Details
-
Bug
-
Status: Closed
-
Major
-
Resolution: Abandoned
-
5.10.0, 5.11.1
-
None
-
None
-
Solaris 5.11
Description
When a slave takes over for a failed master, pending messages are not delivered.
I have a 5.11 cluster consisting of 2 pairs of master/slaves: m1/s1 and m2/s2. They use multicast://default for their networkConnectors. 1 subscriber, 1 publisher, also both using multicast urls. My subscriber is a durable subscriber. Msgs are persistent.
I am testing system robustness in the face of a master failure. I have 3 test cases, of which 2 behave as expected and 1 is problematic. My publisher connects to a master, sends a set of 10 persistent messages and exits. The subscriber (durable) receives a message and spends 1 sec simulating processing time, and waits for the next msg (auto-acknowledge).

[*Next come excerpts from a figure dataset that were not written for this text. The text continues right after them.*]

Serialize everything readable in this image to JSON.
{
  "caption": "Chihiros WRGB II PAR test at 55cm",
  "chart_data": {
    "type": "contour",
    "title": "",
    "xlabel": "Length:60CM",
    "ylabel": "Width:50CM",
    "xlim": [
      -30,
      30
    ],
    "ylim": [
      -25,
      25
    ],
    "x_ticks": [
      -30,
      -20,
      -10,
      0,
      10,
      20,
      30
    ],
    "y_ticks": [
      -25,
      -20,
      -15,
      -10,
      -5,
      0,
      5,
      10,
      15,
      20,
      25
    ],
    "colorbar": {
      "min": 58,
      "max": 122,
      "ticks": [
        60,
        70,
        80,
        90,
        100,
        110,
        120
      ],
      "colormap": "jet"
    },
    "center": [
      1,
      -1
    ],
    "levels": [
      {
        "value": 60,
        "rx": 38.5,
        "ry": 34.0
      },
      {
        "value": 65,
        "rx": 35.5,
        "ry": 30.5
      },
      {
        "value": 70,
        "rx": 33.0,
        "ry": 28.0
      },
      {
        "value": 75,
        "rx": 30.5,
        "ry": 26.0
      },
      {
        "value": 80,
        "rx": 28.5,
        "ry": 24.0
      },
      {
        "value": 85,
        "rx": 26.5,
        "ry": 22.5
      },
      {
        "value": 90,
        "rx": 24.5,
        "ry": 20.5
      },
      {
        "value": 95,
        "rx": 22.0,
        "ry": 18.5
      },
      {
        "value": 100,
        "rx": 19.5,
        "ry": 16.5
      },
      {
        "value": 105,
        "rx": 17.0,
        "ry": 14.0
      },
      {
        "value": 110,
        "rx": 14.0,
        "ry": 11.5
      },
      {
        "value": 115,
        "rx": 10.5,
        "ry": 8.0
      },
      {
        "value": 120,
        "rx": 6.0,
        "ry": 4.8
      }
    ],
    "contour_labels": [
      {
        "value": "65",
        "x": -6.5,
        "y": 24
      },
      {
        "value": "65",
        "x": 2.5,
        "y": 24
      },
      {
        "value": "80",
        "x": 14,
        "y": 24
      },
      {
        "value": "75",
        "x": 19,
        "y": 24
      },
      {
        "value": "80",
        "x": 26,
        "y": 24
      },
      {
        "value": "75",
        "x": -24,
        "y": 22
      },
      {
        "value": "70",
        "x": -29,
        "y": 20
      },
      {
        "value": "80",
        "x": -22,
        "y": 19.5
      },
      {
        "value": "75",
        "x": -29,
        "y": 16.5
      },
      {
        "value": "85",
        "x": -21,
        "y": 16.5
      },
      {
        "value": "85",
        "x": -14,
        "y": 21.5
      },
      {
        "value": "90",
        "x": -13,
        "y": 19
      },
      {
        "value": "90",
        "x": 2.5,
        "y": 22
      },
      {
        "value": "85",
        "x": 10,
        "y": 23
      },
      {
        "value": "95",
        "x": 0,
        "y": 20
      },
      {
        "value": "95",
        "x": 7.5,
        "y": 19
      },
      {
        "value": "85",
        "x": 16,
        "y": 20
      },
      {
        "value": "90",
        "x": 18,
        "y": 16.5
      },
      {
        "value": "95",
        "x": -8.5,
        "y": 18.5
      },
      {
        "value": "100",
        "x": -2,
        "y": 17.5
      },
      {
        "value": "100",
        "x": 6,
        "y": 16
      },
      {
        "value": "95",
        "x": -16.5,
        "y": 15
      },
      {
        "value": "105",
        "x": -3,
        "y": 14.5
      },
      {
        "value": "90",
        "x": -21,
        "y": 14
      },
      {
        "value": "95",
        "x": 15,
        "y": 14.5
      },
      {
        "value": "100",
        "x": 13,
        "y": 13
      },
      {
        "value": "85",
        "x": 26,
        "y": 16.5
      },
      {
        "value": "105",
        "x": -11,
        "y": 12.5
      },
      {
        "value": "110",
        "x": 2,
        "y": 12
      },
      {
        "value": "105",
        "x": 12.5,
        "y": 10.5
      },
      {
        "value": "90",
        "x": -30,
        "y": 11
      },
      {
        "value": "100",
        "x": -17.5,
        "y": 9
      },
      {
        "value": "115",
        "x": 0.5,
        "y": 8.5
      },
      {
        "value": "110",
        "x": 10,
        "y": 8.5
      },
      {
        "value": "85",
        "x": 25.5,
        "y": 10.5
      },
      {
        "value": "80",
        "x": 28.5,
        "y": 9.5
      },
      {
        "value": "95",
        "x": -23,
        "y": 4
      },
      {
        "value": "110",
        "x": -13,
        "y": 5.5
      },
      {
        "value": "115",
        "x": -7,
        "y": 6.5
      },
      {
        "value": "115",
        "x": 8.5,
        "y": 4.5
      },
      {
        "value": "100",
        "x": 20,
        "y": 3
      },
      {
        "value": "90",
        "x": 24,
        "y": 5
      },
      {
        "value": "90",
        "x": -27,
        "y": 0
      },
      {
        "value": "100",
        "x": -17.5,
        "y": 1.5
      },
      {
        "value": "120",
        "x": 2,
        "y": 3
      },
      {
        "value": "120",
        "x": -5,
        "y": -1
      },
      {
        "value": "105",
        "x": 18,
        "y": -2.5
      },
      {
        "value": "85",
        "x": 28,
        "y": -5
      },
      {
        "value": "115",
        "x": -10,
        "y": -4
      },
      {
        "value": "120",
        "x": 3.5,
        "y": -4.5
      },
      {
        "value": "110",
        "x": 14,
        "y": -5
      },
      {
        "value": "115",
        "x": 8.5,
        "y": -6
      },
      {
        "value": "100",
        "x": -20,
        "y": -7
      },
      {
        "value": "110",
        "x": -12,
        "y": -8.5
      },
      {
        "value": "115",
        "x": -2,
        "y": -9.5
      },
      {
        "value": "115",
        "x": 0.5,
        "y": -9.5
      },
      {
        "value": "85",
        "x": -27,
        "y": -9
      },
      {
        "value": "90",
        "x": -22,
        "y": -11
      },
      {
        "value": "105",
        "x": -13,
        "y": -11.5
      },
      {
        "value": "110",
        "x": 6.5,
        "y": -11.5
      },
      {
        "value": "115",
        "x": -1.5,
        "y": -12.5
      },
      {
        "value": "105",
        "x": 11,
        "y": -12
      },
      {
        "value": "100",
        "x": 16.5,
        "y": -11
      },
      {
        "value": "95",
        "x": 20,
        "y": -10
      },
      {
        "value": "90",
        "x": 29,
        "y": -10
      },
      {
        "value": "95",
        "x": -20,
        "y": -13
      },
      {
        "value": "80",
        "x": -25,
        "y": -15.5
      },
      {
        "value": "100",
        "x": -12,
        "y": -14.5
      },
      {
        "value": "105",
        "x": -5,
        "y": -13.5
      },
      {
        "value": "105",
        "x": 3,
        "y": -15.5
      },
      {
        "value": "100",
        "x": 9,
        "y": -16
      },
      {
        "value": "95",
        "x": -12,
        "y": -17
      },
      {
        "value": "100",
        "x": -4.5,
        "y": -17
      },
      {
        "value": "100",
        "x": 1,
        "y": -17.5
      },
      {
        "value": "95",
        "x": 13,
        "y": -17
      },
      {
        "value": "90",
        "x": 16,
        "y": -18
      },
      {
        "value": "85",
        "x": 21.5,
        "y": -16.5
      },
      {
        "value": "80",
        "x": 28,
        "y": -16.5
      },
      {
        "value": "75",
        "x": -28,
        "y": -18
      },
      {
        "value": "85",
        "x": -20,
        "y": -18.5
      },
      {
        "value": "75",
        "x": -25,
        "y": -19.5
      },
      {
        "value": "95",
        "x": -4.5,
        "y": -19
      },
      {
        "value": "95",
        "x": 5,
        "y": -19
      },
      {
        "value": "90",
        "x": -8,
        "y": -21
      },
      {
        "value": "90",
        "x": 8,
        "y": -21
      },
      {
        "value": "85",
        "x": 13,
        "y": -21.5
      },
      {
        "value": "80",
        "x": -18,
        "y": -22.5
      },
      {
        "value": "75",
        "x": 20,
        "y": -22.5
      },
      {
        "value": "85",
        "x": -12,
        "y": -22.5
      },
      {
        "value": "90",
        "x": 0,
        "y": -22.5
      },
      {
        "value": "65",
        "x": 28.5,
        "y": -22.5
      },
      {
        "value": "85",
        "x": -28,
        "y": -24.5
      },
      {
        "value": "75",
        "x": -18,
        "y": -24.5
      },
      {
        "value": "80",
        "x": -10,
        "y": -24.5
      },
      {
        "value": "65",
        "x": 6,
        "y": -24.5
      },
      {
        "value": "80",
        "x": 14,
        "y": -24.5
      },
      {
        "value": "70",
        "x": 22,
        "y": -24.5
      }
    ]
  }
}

For each test case I connect the subscriber, then publish the message set, then kill a master after a few messages are received by the subscriber. When the slave comes online I expect the remaining msgs to be delivered.
1. subscribe to m2, publish to m2, kill m2. Messages are all delivered
2. subscribe to m1, publish to m2, kill m2. Messages are all delivered
3. subscribe to m1, publish to m2, kill m1. Remaining msgs are NOT DELIVERED
In case #3, when m1 is killed I can see the subscriber reconnecting to m2. The remaining messages are not delivered at that time though.
If I then connect the subscriber directly to s1 (using tcp:// url), the remaining msgs are indeed delivered. I would have expected s1 to route the remaining msgs to m2 during the test execution, but that did not happen.
When I "kill" the master I mean that I do "kill -9 XXXX".